Pour une réflexion sur le style autant qu'un regard porté sur la mutation culturelle de la littérature contemporaine…
Cet essai permet de faire le point sur la vision que nous nous faisons aujourd'hui de la littérature. Va-t-elle bien ? S'interroger sur un principe fondateur, celui de "l'idéal" de la littérature, apparait comme une quête ambitieuse mais non dénuée de sens pour qui veut être confronté à ce que l'on pourrait appeler, la refonte d'un nouveau "moment" littéraire. Qu'est-ce-que la littérature nous offre à vivre ? L'auteur, Philippe Vilain tente de répondre à cette question en s'interrogeant sur le nouveau rôle de la littérature ainsi que des limites qu'elle se donne.

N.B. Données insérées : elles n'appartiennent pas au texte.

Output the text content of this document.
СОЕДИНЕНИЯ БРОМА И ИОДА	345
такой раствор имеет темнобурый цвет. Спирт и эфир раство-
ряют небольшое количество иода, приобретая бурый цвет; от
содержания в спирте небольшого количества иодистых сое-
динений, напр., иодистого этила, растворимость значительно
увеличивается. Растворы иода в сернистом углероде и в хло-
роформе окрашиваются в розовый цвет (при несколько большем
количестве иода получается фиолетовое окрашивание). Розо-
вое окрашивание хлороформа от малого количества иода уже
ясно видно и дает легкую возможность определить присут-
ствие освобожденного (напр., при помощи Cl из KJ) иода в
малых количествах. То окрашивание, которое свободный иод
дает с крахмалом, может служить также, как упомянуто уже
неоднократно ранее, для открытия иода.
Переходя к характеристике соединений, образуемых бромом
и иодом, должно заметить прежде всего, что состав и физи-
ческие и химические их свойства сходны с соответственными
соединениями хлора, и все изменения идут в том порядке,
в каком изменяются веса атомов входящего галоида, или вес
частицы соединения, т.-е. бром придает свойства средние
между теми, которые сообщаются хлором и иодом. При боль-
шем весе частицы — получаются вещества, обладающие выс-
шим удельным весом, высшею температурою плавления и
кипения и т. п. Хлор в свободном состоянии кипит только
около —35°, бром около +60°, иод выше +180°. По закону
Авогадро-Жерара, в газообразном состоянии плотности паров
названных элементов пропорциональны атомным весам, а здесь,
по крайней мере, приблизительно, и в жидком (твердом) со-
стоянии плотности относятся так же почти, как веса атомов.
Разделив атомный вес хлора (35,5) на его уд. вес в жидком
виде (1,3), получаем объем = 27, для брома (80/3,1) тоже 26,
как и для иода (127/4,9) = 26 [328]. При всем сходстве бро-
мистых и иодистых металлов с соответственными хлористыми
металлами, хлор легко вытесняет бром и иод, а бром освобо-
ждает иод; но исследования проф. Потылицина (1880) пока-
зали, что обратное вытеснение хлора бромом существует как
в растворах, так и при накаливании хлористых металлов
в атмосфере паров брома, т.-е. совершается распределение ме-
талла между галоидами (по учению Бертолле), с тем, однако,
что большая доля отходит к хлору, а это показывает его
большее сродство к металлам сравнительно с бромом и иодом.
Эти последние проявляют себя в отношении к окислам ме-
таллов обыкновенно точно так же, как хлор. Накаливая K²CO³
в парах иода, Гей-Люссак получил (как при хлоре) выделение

Pour cette critique j'ai décidé de privilégier seulement quelques thèmes parmi tous ceux qui sont abordés dans le livre.
Ma prière au style
Je suis obsédée par le style. Celui-ci nous échappe, nous file droit devant alors que nous en avons tellement besoin dans notre vie de tous les jours ! J'en demande sa réintroduction pour ma thérapie. Je veux entendre une écriture qui me transcende et me bouleverse, autant qu'un pianiste qui joue sa composition et choisit avec amour et délicatesse ses notes les plus sensibles et fragiles, prêtes à faire frémir un coeur et faire couler des larmes d'apaisements sinon de joie… le style sera un refuge sinon une chance ; ma chance de m'inventer un bonheur que je ne peux construire et prolonger que par les images et les mots que j'ai élus et que j'espère pouvoir retrouver sous la plume de… le style, la beauté transparente du langage, laissez-moi cela s'il vous plait !
Que penser aujourd'hui derrière le terme du « littéraire » et de la « littérature » ?
Constat d'une autorité symbolique disparue ou en déperdition.
Dans ce magnifique plaidoyer, Philippe Vilain traite du cas en voie de désaffection de la littérature. Une discipline en cours de redéfinition aujourd'hui avec toutes les mutations qu'a engendré la société. Plus précisément, il s'agit de faire le point sur la question en examinant ce qu'est réellement la littérature pour nous aujourd'hui, ce qu'elle a perdu et le paradigme vers lequel elle pourrait évoluer et éventuellement se tourner si elle se donnait les moyens d'y parvenir.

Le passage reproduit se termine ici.